I don't think I fully realized how annoying Kae is until now. She's clingy, she's whiny, and let's not even talk about how much nagging she does in a day. Let alone - one hour. I really just want to throw myself in front of a train 99.9999% percent of the time I'm with her. And as for that tiny ass one percent, I daily try to force this insignificant amount of "love" I have for her.

As for Aubs.. I really miss my little homie man, but fuck that I am not about to call or text her. But.. I'm finally going to admit that I am officially hurt by the situation. I know y'all are thinking- "But, Big Daddy Chris, you're supposed to be all strong and sexy- with yo' fine self." - and I thank y'all for those compliments, but hey- as much as we like to bury it, men have feelings too.. We can be hurt just as much as you females, but it depends on who you're dealing with.

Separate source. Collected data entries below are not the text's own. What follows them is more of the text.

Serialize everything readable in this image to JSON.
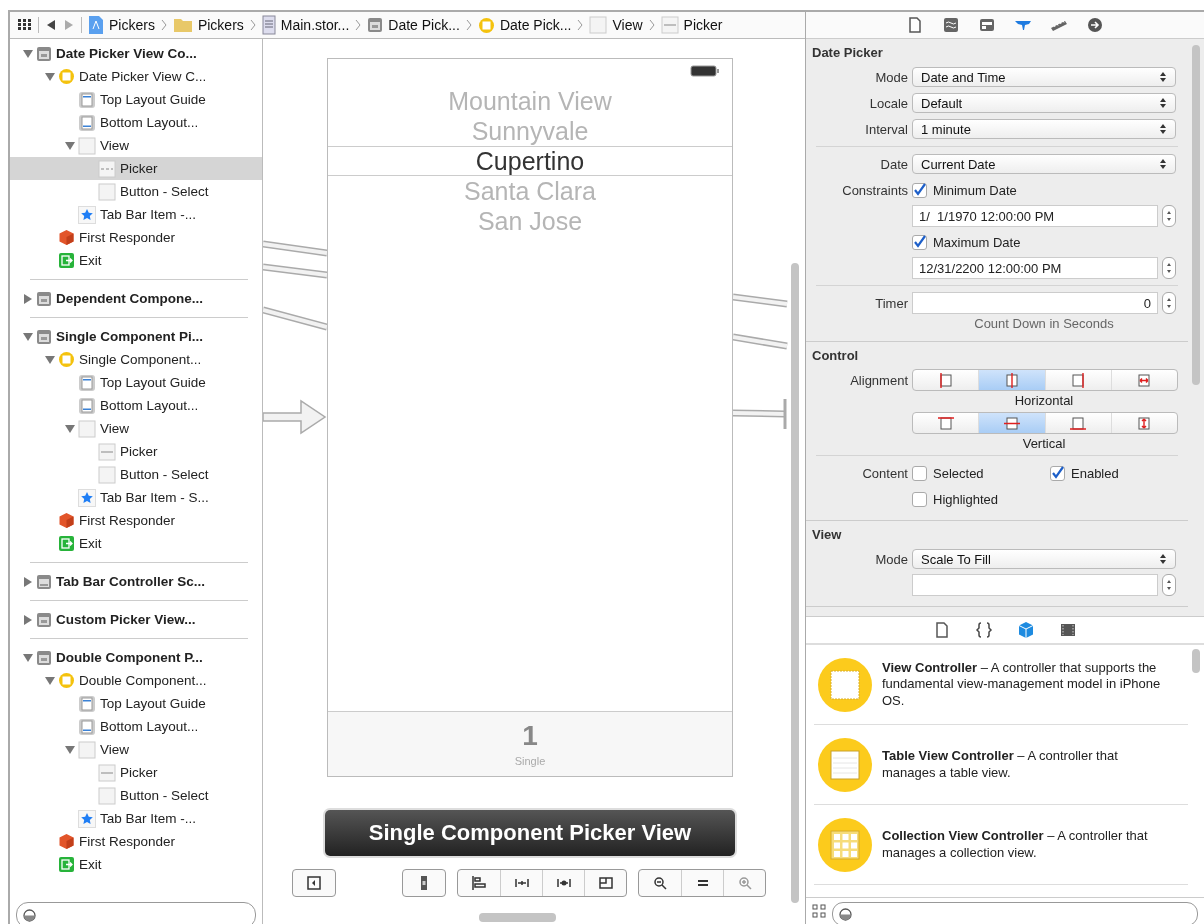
{
  "breadcrumb": [
    {
      "label": "Pickers",
      "kind": "project"
    },
    {
      "label": "Pickers",
      "kind": "folder"
    },
    {
      "label": "Main.stor...",
      "kind": "storyboard"
    },
    {
      "label": "Date Pick...",
      "kind": "scene"
    },
    {
      "label": "Date Pick...",
      "kind": "controller"
    },
    {
      "label": "View",
      "kind": "view"
    },
    {
      "label": "Picker",
      "kind": "picker"
    }
  ],
  "outline": {
    "scenes": [
      {
        "label": "Date Picker View Co...",
        "kind": "scene",
        "expanded": true,
        "selected": false,
        "children": [
          {
            "label": "Date Picker View C...",
            "kind": "controller",
            "expanded": true,
            "selected": false,
            "children": [
              {
                "label": "Top Layout Guide",
                "kind": "guide-top",
                "selected": false
              },
              {
                "label": "Bottom Layout...",
                "kind": "guide-bottom",
                "selected": false
              },
              {
                "label": "View",
                "kind": "view",
                "expanded": true,
                "selected": false,
                "children": [
                  {
                    "label": "Picker",
                    "kind": "date-picker",
                    "selected": true
                  },
                  {
                    "label": "Button - Select",
                    "kind": "button",
                    "selected": false
                  }
                ]
              },
              {
                "label": "Tab Bar Item -...",
                "kind": "tab-item",
                "selected": false
              }
            ]
          },
          {
            "label": "First Responder",
            "kind": "responder",
            "selected": false
          },
          {
            "label": "Exit",
            "kind": "exit",
            "selected": false
          }
        ]
      },
      {
        "label": "Dependent Compone...",
        "kind": "scene",
        "expanded": false,
        "selected": false
      },
      {
        "label": "Single Component Pi...",
        "kind": "scene",
        "expanded": true,
        "selected": false,
        "children": [
          {
            "label": "Single Component...",
            "kind": "controller",
            "expanded": true,
            "selected": false,
            "children": [
              {
                "label": "Top Layout Guide",
                "kind": "guide-top",
                "selected": false
              },
              {
                "label": "Bottom Layout...",
                "kind": "guide-bottom",
                "selected": false
              },
              {
                "label": "View",
                "kind": "view",
                "expanded": true,
                "selected": false,
                "children": [
                  {
                    "label": "Picker",
                    "kind": "picker",
                    "selected": false
                  },
                  {
                    "label": "Button - Select",
                    "kind": "button",
                    "selected": false
                  }
                ]
              },
              {
                "label": "Tab Bar Item - S...",
                "kind": "tab-item",
                "selected": false
              }
            ]
          },
          {
            "label": "First Responder",
            "kind": "responder",
            "selected": false
          },
          {
            "label": "Exit",
            "kind": "exit",
            "selected": false
          }
        ]
      },
      {
        "label": "Tab Bar Controller Sc...",
        "kind": "tab-scene",
        "expanded": false,
        "selected": false
      },
      {
        "label": "Custom Picker View...",
        "kind": "scene",
        "expanded": false,
        "selected": false
      },
      {
        "label": "Double Component P...",
        "kind": "scene",
        "expanded": true,
        "selected": false,
        "children": [
          {
            "label": "Double Component...",
            "kind": "controller",
            "expanded": true,
            "selected": false,
            "children": [
              {
                "label": "Top Layout Guide",
                "kind": "guide-top",
                "selected": false
              },
              {
                "label": "Bottom Layout...",
                "kind": "guide-bottom",
                "selected": false
              },
              {
                "label": "View",
                "kind": "view",
                "expanded": true,
                "selected": false,
                "children": [
                  {
                    "label": "Picker",
                    "kind": "picker",
                    "selected": false
                  },
                  {
                    "label": "Button - Select",
                    "kind": "button",
                    "selected": false
                  }
                ]
              },
              {
                "label": "Tab Bar Item -...",
                "kind": "tab-item",
                "selected": false
              }
            ]
          },
          {
            "label": "First Responder",
            "kind": "responder",
            "selected": false
          },
          {
            "label": "Exit",
            "kind": "exit",
            "selected": false
          }
        ]
      }
    ]
  },
  "canvas": {
    "picker_rows": [
      {
        "label": "Mountain View",
        "selected": false
      },
      {
        "label": "Sunnyvale",
        "selected": false
      },
      {
        "label": "Cupertino",
        "selected": true
      },
      {
        "label": "Santa Clara",
        "selected": false
      },
      {
        "label": "San Jose",
        "selected": false
      }
    ],
    "tab_bar_item": {
      "glyph": "1",
      "label": "Single"
    },
    "scene_title": "Single Component Picker View"
  },
  "inspector": {
    "tabs": [
      {
        "kind": "file",
        "selected": false
      },
      {
        "kind": "quick-help",
        "selected": false
      },
      {
        "kind": "identity",
        "selected": false
      },
      {
        "kind": "attributes",
        "selected": true
      },
      {
        "kind": "size",
        "selected": false
      },
      {
        "kind": "connections",
        "selected": false
      }
    ],
    "sections": [
      {
        "title": "Date Picker",
        "rows": [
          {
            "kind": "select",
            "label": "Mode",
            "value": "Date and Time"
          },
          {
            "kind": "select",
            "label": "Locale",
            "value": "Default"
          },
          {
            "kind": "select",
            "label": "Interval",
            "value": "1 minute"
          },
          {
            "kind": "divider"
          },
          {
            "kind": "select",
            "label": "Date",
            "value": "Current Date"
          },
          {
            "kind": "checks",
            "label": "Constraints",
            "items": [
              {
                "text": "Minimum Date",
                "checked": true
              }
            ]
          },
          {
            "kind": "stepper",
            "value": "1/  1/1970 12:00:00 PM"
          },
          {
            "kind": "checks",
            "items": [
              {
                "text": "Maximum Date",
                "checked": true
              }
            ]
          },
          {
            "kind": "stepper",
            "value": "12/31/2200 12:00:00 PM"
          },
          {
            "kind": "divider"
          },
          {
            "kind": "number",
            "label": "Timer",
            "value": "0"
          },
          {
            "kind": "note",
            "text": "Count Down in Seconds"
          }
        ]
      },
      {
        "title": "Control",
        "rows": [
          {
            "kind": "segmented",
            "label": "Alignment",
            "segments": [
              {
                "kind": "left",
                "selected": false
              },
              {
                "kind": "center-h",
                "selected": true
              },
              {
                "kind": "right",
                "selected": false
              },
              {
                "kind": "fill-h",
                "selected": false
              }
            ]
          },
          {
            "kind": "caption",
            "text": "Horizontal"
          },
          {
            "kind": "segmented",
            "segments": [
              {
                "kind": "top",
                "selected": false
              },
              {
                "kind": "center-v",
                "selected": true
              },
              {
                "kind": "bottom",
                "selected": false
              },
              {
                "kind": "fill-v",
                "selected": false
              }
            ]
          },
          {
            "kind": "caption",
            "text": "Vertical"
          },
          {
            "kind": "divider"
          },
          {
            "kind": "checks",
            "label": "Content",
            "items": [
              {
                "text": "Selected",
                "checked": false
              },
              {
                "text": "Enabled",
                "checked": true
              }
            ]
          },
          {
            "kind": "checks",
            "items": [
              {
                "text": "Highlighted",
                "checked": false
              }
            ]
          }
        ]
      },
      {
        "title": "View",
        "rows": [
          {
            "kind": "select",
            "label": "Mode",
            "value": "Scale To Fill"
          },
          {
            "kind": "stepper"
          }
        ]
      }
    ]
  },
  "library": {
    "tabs": [
      {
        "kind": "file",
        "selected": false
      },
      {
        "kind": "code",
        "selected": false
      },
      {
        "kind": "object",
        "selected": true
      },
      {
        "kind": "media",
        "selected": false
      }
    ],
    "items": [
      {
        "kind": "view-controller",
        "text": "**View Controller** – A controller that supports the fundamental view-management model in iPhone OS."
      },
      {
        "kind": "table-view-controller",
        "text": "**Table View Controller** – A controller that manages a table view."
      },
      {
        "kind": "collection-view-controller",
        "text": "**Collection View Controller** – A controller that manages a collection view."
      }
    ]
  }
}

I'm sure theres a few guys out there that'd run their asses back to her, but me? Man, I'm chillin'.

Who am I kidding?.. I'm frontin'.

I miss my rock.

My tiny A.

My best friend.

But, I guess she won't ever know it, 'cause I'm still not texting her! Oh well.

Back to reality, I picked back up my paint brush as I continued to design my Jordans. This technique ain't easy to master, nor is it something you can whip up in 15 minutes. This takes time and patience. I lack the patience part on a regular day, except when it comes to art. As my song "Boing" (on my mixtape) blasted from the speakers in my basement, I was startled by a sudden vibration coming from my back pocket. I pulled out my phone, and sure enough it was her.